PM: I knew that this show would include a large number of painters each with quite a different approach to painting so I chose this title as I think that Isabelle Graw’s ideas chime in some way with most painters’ experiences of making paintings and she also considers the role of the viewer in being crucial to the life of any painting. 

As painters we are all attempting to communicate through the work that we create and without a viewer to receive or respond to the work the process is in many ways incomplete, both the viewer’s and the artist’s imaginings are vital. I think so often a painting leads the painter and tells them what to do much in the way that novelists create their characters who them tell them how the plot must develop. The painting has voice and a life of its own, very fluid paint moves in response to gravity and we can’t help but imagine the painting actually paints itself. Sometimes we leave the studio happy with the day’s efforts only to return in the morning to find it’s all turned to shit over night and thankfully sometimes the reverse happens too! Sometimes it’s a struggle, sometimes it’s a joy and when the work is done we feel like we’re releasing a new life out into the world, it has to stand on its own two feet and speak for itself without the creator by its side to defend it. It all starts to sound rather fantastical, like we’re imagining birthing a child or creating some kind of monster, maybe making paintings does send you a little crazy sometimes but I can’t think of a single painter I’ve spoken to who doesn’t imbue some sort of aliveness in their work. 

* ”There are no straight lines or sharp corners in nature,” Antonio Gaudi


Paula MacArthur trained at the Royal Academy & Turps Art Schools and was a John Moore’s Painting Prize winner in 1993. She exhibits nationally and internationally; and works from her studio in Rye, East Sussex. Paula has recently curated Vitalistic Fantasies with Casper White for the Cello Factory London in 2021 and Elysium Gallery Swansea in 2022.

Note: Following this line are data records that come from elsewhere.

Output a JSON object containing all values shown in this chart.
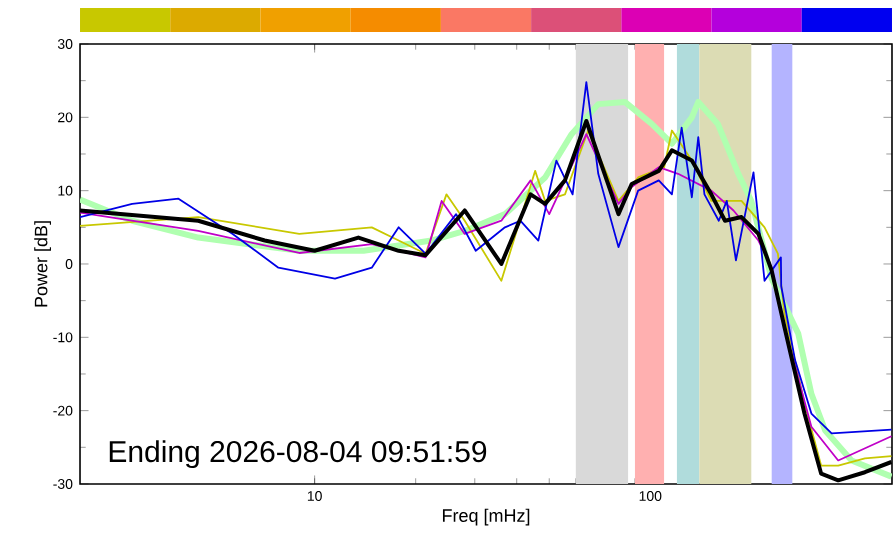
{
  "chart_data": {
    "type": "line",
    "xlabel": "Freq [mHz]",
    "ylabel": "Power [dB]",
    "log": "x",
    "xlim": [
      2,
      525
    ],
    "xticks": [
      10,
      100
    ],
    "ylim": [
      -30,
      30
    ],
    "yticks": [
      -30,
      -20,
      -10,
      0,
      10,
      20,
      30
    ],
    "annotations": [
      "Ending 2026-08-04 09:51:59"
    ],
    "bands": [
      {
        "axis": "x",
        "from": 60,
        "to": 86,
        "color": "#d9d9d9"
      },
      {
        "axis": "x",
        "from": 90,
        "to": 110,
        "color": "#ffb0b0"
      },
      {
        "axis": "x",
        "from": 120,
        "to": 140,
        "color": "#b0dcdc"
      },
      {
        "axis": "x",
        "from": 140,
        "to": 200,
        "color": "#dcdcb4"
      },
      {
        "axis": "x",
        "from": 230,
        "to": 265,
        "color": "#b4b4ff"
      }
    ],
    "series": [
      {
        "color": "#b0ffb0",
        "x": [
          2,
          2.86,
          4.5,
          9,
          14,
          22.3,
          28,
          36.9,
          48.6,
          58.3,
          70,
          84,
          101,
          116,
          133,
          139,
          159,
          183,
          200,
          230,
          276,
          302,
          332,
          398,
          523
        ],
        "values": [
          8.8,
          5.9,
          3.6,
          1.8,
          1.8,
          3.2,
          4.5,
          6.8,
          11.8,
          17.7,
          21.8,
          22.1,
          19.1,
          16.4,
          20,
          22.1,
          19.1,
          12.3,
          8.6,
          -2,
          -9.5,
          -17.7,
          -22.7,
          -26.8,
          -29
        ]
      },
      {
        "color": "#c8c800",
        "x": [
          2,
          4.5,
          9,
          14.8,
          17.8,
          21.4,
          24.7,
          28,
          36,
          45.4,
          48.6,
          55.7,
          65.3,
          80.4,
          92,
          110,
          116,
          133,
          152,
          187,
          219,
          240,
          251,
          288,
          323,
          363,
          436,
          523
        ],
        "values": [
          5.2,
          6.4,
          4.1,
          5,
          3.2,
          1.4,
          9.5,
          5.9,
          -2.3,
          12.7,
          8.6,
          9.5,
          18.2,
          8.6,
          11.8,
          13.2,
          18.2,
          14.1,
          8.6,
          8.6,
          5,
          1.4,
          -6.8,
          -19,
          -27.5,
          -27.5,
          -26.5,
          -26.2
        ]
      },
      {
        "color": "#c000c8",
        "x": [
          2,
          4.5,
          9,
          14.8,
          21.4,
          23.9,
          28,
          36,
          44,
          50,
          64.5,
          80.4,
          88,
          106,
          121,
          152,
          177,
          210,
          230,
          251,
          302,
          363,
          523
        ],
        "values": [
          7,
          4.5,
          1.5,
          2.7,
          0.9,
          8.6,
          4.1,
          5.9,
          11.4,
          6.8,
          17.7,
          8.2,
          10.5,
          13.2,
          12.3,
          10,
          7.3,
          3.2,
          -0.5,
          -8.6,
          -22.2,
          -26.8,
          -23.5
        ]
      },
      {
        "color": "#0000e6",
        "x": [
          2,
          2.86,
          3.93,
          5.7,
          7.8,
          11.5,
          14.8,
          17.8,
          21.4,
          26.4,
          30.2,
          36.9,
          41,
          46.4,
          52.5,
          58.7,
          64.5,
          70,
          80.4,
          92,
          106,
          116,
          124,
          133,
          139,
          145,
          160,
          169,
          180,
          194,
          203,
          219,
          245,
          245.5,
          270,
          302,
          347,
          523
        ],
        "values": [
          6.4,
          8.2,
          8.9,
          4.1,
          -0.5,
          -2,
          -0.5,
          5,
          1.4,
          6.8,
          1.8,
          5,
          5.9,
          3.2,
          14.1,
          9.5,
          24.8,
          12.3,
          2.3,
          10,
          11.4,
          9.5,
          18.6,
          9.1,
          17.3,
          9.5,
          5.9,
          8.6,
          0.5,
          8,
          12.5,
          -2.3,
          0.9,
          -3,
          -13.1,
          -20.4,
          -23.1,
          -22.6
        ]
      },
      {
        "color": "#000000",
        "x": [
          2,
          4.5,
          7.1,
          10,
          13.5,
          17.8,
          21.4,
          28,
          36,
          44,
          48.6,
          55.7,
          64.5,
          80.4,
          88,
          106,
          116,
          133,
          152,
          167,
          187,
          210,
          230,
          251,
          288,
          323,
          363,
          436,
          523
        ],
        "values": [
          7.3,
          5.9,
          3.2,
          1.8,
          3.6,
          1.8,
          1.2,
          7.3,
          0,
          9.5,
          8.2,
          11.4,
          19.5,
          6.8,
          10.9,
          12.7,
          15.5,
          14.1,
          9.5,
          5.9,
          6.4,
          4.1,
          -0.9,
          -8.6,
          -20.4,
          -28.6,
          -29.5,
          -28.4,
          -27
        ]
      }
    ]
  }
}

Paula has exhibited widely in the UK and internationally, was a prizewinner at John Moore’s Painting Prize in 1993 and first prize winner at the National Portrait Gallery Portrait Award in 1989. Other highlights include Made in Britain – National Museum Gdansk Poland (2019), Contemporary Masters from Britain touring four museums in China (2017), Slippery & Amorphous London & Brooklyn NYC (2016), Creekside Open selected by Richard Deacon (2015), What the Folk Say – Compton Verney Warwickshire (2011), Four Self- Portrait Artists – Walker Art Gallery Liverpool (1994), Permanent collections include the National Portrait Gallery London, Priseman Seabrook Collection and Jiangsu Art Museum in China.